Questions to be asked are::::
1. Is liqidity in system drained out to such extent thta banks not able to fulfill needs of corporate credit? Answer is No.
2. Is money growth in system curtailed? Answer is No.
3. Are govrnment 364 day T Bill yields crossing even 8.5% even when repo rate is raised to 8.25%? Answer is No. This is more than enough indiccator of abundance of liqidity in system.
4. What is interest cost of corpratesout of their EBIDTA revenue & how much thta is incrementally increasing with each 1% rise in repo rate? A few basis point if not more. Plz dunt tell coporates are so poor not able to absorb those few basis point rise in costs. That too atfer they are increasing product price beyond 9% YoY (this is nothing but WPI growth aka inflation).
5. What is that social commitment coporates are showing to give back to poor, reducing their product prices voluntarily or to improve literacy levels or to improve civic amenities? Absolute nothing.
Coporate world is running after free money & speculate & mindlessly expand & live beyond it means & show excess in balance sheet as their hard earned profit.

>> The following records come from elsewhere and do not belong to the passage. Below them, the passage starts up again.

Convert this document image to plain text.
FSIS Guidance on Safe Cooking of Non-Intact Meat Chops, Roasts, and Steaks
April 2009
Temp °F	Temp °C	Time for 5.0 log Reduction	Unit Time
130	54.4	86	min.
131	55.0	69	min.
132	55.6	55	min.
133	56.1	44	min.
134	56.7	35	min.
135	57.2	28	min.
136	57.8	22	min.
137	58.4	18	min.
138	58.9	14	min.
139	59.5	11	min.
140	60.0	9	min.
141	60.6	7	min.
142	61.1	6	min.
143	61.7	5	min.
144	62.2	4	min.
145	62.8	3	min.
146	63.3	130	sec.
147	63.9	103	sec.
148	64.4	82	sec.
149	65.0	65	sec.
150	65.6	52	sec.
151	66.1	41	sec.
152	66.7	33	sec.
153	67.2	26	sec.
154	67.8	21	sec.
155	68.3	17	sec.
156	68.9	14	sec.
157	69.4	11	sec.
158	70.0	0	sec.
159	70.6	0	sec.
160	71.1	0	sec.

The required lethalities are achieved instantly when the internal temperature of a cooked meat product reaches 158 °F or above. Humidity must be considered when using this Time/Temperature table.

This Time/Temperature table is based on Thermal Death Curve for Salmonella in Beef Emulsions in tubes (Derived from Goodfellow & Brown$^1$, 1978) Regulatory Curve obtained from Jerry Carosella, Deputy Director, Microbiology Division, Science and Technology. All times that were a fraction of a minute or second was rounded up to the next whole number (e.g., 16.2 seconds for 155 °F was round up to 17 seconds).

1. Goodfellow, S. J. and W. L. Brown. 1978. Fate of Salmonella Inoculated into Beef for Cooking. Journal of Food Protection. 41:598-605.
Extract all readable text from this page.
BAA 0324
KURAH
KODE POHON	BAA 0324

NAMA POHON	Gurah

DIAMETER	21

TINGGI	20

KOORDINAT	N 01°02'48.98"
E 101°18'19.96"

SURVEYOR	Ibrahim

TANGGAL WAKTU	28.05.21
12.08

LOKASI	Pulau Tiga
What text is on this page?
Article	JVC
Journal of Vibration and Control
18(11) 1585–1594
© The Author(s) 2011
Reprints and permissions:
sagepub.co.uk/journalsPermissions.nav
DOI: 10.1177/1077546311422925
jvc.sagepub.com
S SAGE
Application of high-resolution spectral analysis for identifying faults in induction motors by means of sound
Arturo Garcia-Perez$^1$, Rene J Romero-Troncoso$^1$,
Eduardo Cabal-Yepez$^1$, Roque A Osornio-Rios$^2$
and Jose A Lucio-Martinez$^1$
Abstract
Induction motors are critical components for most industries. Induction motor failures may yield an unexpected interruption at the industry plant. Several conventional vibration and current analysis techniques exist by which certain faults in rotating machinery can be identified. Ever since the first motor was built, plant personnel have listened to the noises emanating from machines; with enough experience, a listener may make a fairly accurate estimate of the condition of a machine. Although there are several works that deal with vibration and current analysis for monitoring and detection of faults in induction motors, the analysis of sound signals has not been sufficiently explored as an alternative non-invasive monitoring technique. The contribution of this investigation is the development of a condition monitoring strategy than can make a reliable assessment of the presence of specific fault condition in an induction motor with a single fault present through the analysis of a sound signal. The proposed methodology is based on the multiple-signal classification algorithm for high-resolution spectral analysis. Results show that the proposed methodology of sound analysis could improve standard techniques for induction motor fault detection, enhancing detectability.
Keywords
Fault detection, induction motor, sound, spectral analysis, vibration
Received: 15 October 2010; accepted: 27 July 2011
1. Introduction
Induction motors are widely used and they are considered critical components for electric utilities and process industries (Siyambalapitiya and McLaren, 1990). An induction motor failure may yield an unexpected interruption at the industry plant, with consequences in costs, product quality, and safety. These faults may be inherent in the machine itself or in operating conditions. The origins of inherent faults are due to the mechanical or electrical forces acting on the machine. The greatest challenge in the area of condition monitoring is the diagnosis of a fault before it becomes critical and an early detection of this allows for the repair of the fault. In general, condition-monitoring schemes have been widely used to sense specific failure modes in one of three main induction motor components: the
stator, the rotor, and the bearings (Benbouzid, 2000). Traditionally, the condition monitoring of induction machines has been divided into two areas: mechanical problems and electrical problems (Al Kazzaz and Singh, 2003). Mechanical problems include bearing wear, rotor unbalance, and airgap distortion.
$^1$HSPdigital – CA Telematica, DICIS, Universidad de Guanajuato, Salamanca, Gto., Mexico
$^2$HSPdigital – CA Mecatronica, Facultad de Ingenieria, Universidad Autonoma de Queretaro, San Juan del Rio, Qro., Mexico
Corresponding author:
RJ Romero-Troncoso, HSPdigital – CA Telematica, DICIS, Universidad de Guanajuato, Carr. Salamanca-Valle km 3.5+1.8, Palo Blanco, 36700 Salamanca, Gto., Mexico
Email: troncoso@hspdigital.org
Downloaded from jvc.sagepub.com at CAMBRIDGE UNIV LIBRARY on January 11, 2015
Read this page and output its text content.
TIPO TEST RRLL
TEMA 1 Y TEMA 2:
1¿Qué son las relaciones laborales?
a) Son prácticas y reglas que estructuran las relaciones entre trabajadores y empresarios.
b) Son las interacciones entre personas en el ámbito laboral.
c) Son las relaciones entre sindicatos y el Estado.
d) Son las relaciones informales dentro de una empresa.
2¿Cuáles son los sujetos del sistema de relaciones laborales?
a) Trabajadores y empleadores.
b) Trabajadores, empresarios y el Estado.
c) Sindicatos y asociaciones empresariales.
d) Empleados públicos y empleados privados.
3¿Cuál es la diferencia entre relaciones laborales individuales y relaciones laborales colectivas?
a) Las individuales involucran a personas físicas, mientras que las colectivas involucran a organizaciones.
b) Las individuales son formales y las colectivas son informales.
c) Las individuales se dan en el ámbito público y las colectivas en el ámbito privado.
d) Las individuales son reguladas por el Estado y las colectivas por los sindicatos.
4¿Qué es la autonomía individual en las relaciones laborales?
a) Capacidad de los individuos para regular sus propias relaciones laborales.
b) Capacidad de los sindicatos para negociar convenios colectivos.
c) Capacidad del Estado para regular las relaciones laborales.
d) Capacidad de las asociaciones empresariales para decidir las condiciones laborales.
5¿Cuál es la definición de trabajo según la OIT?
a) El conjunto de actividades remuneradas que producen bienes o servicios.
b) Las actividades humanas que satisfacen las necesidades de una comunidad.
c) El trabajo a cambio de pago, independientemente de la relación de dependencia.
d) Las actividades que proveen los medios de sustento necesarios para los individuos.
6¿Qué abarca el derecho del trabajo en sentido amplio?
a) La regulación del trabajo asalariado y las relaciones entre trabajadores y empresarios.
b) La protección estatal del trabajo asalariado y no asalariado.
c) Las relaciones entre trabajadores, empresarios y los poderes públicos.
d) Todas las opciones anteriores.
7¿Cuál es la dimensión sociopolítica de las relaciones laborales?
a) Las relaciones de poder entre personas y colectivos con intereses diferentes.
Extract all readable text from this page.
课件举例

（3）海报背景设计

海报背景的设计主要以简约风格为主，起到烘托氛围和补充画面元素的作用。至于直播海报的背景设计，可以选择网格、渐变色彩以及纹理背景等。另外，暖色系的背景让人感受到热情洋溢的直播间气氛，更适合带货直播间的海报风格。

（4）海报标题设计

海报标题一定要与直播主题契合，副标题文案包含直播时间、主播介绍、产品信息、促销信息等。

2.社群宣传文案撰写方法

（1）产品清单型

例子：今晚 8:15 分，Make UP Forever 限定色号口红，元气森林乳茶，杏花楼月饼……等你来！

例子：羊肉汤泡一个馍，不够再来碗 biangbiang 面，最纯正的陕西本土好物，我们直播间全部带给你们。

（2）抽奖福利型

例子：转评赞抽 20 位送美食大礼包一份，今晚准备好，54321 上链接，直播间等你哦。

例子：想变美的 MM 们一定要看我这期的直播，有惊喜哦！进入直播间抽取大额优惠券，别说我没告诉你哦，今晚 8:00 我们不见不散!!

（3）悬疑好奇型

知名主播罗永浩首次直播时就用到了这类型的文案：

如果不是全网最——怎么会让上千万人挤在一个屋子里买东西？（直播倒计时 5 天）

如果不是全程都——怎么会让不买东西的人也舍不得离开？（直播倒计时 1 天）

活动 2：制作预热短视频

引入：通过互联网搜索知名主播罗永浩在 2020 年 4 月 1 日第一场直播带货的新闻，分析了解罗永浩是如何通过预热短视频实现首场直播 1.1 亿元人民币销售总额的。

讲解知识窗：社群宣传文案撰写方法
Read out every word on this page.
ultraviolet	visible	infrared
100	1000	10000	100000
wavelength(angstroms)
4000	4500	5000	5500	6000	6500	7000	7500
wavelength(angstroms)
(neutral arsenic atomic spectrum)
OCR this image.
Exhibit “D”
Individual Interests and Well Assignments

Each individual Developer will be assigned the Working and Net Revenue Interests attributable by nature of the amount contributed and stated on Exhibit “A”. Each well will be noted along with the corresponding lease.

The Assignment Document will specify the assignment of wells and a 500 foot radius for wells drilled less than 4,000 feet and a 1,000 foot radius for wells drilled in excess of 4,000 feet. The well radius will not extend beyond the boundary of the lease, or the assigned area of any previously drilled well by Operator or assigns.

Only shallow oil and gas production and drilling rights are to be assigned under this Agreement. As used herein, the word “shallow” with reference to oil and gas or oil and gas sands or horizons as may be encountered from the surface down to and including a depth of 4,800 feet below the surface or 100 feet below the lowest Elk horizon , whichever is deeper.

That runaway balance sheet growth on free money is being dubbed as GROWTH on retail investors. Retail investors are being taken for granted, they are getting commanded by industry shenanigans to believe all cock-bull stories only because big shots are telling it on TV.
This is getting as hilarious as it can get. All of us can get it using a bit of some brain, not by singing a chorus for white collar thieves' song.
This nonsense of crying over 0.25% intrest rate increase hurting growth must be stopped.